This is an example of a simple data structure and data dictionary that worked for a WCWH lab. It is a table in a spreadsheet that becomes a database table when uploaded. The lab used a single table with participant ID as the first column, and multiple additional columns to accommodate measured variables.
participant_id | sample_date | string_metric | integer_metric | column_name_E |
---|---|---|---|---|
P0001T | 5/1/23 | test-string | 42 | null |
P0002T | 5/2/23 | test-string | 42 | null |
P0004T | 5/2/23 | test-string | 42 | null |
P0006T | 5/2/23 | test-string | 42 | null |
P0007T | 5/1/23 | test-string | 42 | null |
P0008T | 5/2/23 | test-string | 41 | null |
P0009T | 5/3/23 | test-string | 42 | null |
P0011T | 5/3/23 | test-string | 42 | null |
P0014T | 5/1/23 | test-string | 42 | null |
P0015T | 5/3/23 | test-string | 42 | null |
The table above requires a data dictionary to define what the table itself is for, the meaning of each column heading:
Table Name | Table Definition | Field | Field Definition |
---|---|---|---|
sample table name | explanation of your table's data | participant_id | participant identifier |
-- | -- | sample_date | date of sample collection |
-- | -- | string_metric | explanation of the text in this field |
-- | -- | integer_metric | answer to the ultimate question of life |
-- | -- | column_name_E | some other description for column E |
-
All uploaded data should be deidentified
-
Your first column should be participant ID. This is a unique identifier for each participant.
-
Use the csv file format
-
Use an underscore instead of a space in column headings. For example, “column_name” instead of “column name”
-
Column names should be descriptive and include units wherever possible
-
If gender is included as a variable and is numerically coded, then use 0 for female and 1 for male to maintain consistency with other database values.
-
Create a data dictionary explaining the meaning of each column so that other researchers understand the data.
-
Include only minimal demographic info. Adult and child demographic information is available in a separate database table.
-
Formatting (highlights, bold or italicized fonts, conditional formatting) won't be visible to others in the database.
-
Do not use merged cells.

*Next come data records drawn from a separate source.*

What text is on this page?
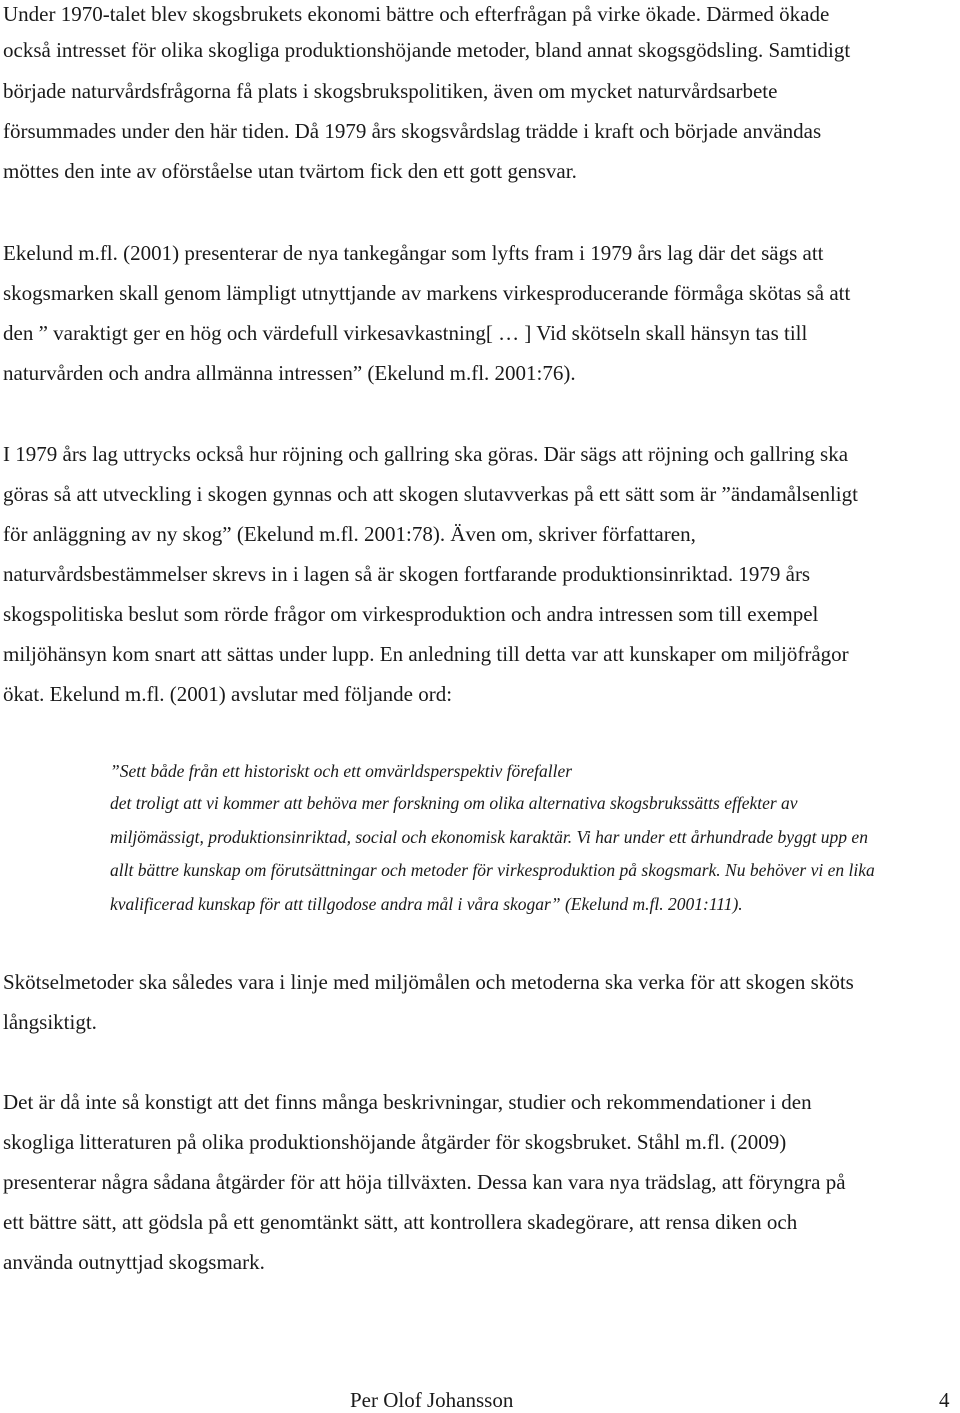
Under 1970-talet blev skogsbrukets ekonomi bättre och efterfrågan på virke ökade. Därmed ökade
också intresset för olika skogliga produktionshöjande metoder, bland annat skogsgödsling. Samtidigt
började naturvårdsfrågorna få plats i skogsbrukspolitiken, även om mycket naturvårdsarbete
försummades under den här tiden. Då 1979 års skogsvårdslag trädde i kraft och började användas
möttes den inte av oförståelse utan tvärtom fick den ett gott gensvar.
Ekelund m.fl. (2001) presenterar de nya tankegångar som lyfts fram i 1979 års lag där det sägs att
skogsmarken skall genom lämpligt utnyttjande av markens virkesproducerande förmåga skötas så att
den ” varaktigt ger en hög och värdefull virkesavkastning[ … ] Vid skötseln skall hänsyn tas till
naturvården och andra allmänna intressen” (Ekelund m.fl. 2001:76).
I 1979 års lag uttrycks också hur röjning och gallring ska göras. Där sägs att röjning och gallring ska
göras så att utveckling i skogen gynnas och att skogen slutavverkas på ett sätt som är ”ändamålsenligt
för anläggning av ny skog” (Ekelund m.fl. 2001:78). Även om, skriver författaren,
naturvårdsbestämmelser skrevs in i lagen så är skogen fortfarande produktionsinriktad. 1979 års
skogspolitiska beslut som rörde frågor om virkesproduktion och andra intressen som till exempel
miljöhänsyn kom snart att sättas under lupp. En anledning till detta var att kunskaper om miljöfrågor
ökat. Ekelund m.fl. (2001) avslutar med följande ord:
”Sett både från ett historiskt och ett omvärldsperspektiv förefaller
det troligt att vi kommer att behöva mer forskning om olika alternativa skogsbrukssätts effekter av
miljömässigt, produktionsinriktad, social och ekonomisk karaktär. Vi har under ett århundrade byggt upp en
allt bättre kunskap om förutsättningar och metoder för virkesproduktion på skogsmark. Nu behöver vi en lika
kvalificerad kunskap för att tillgodose andra mål i våra skogar” (Ekelund m.fl. 2001:111).
Skötselmetoder ska således vara i linje med miljömålen och metoderna ska verka för att skogen sköts
långsiktigt.
Det är då inte så konstigt att det finns många beskrivningar, studier och rekommendationer i den
skogliga litteraturen på olika produktionshöjande åtgärder för skogsbruket. Ståhl m.fl. (2009)
presenterar några sådana åtgärder för att höja tillväxten. Dessa kan vara nya trädslag, att föryngra på
ett bättre sätt, att gödsla på ett genomtänkt sätt, att kontrollera skadegörare, att rensa diken och
använda outnyttjad skogsmark.
Per Olof Johansson	4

The top row (row 1) should have only the column headings of each column and no additional information. Participant ID should be the first column, and any number of additional columns to accommodate other variables.
-
Use “null” or a similar placeholder for missing values in spreadsheet rather than leaving a value blank. When downloaded from the database later, blank cells in a spreadsheet can be interpreted to be zero by some software.
-
Standardize values of none/NA/missing to a single value. Use NULL for all missing values if you don’t already have a preference. It may make sense for your group to use a combination of null and a separate identifier to make a distinction between data that is missing vs data not currently available.
-
Rename duplicate column headings in your spreadsheet (e.g. visit_one and visit_two). It may be appropriate for your group to have multiple tables (e.g. visit_one_table and vistit_two_table) rather than many near duplicate column headings in a single table.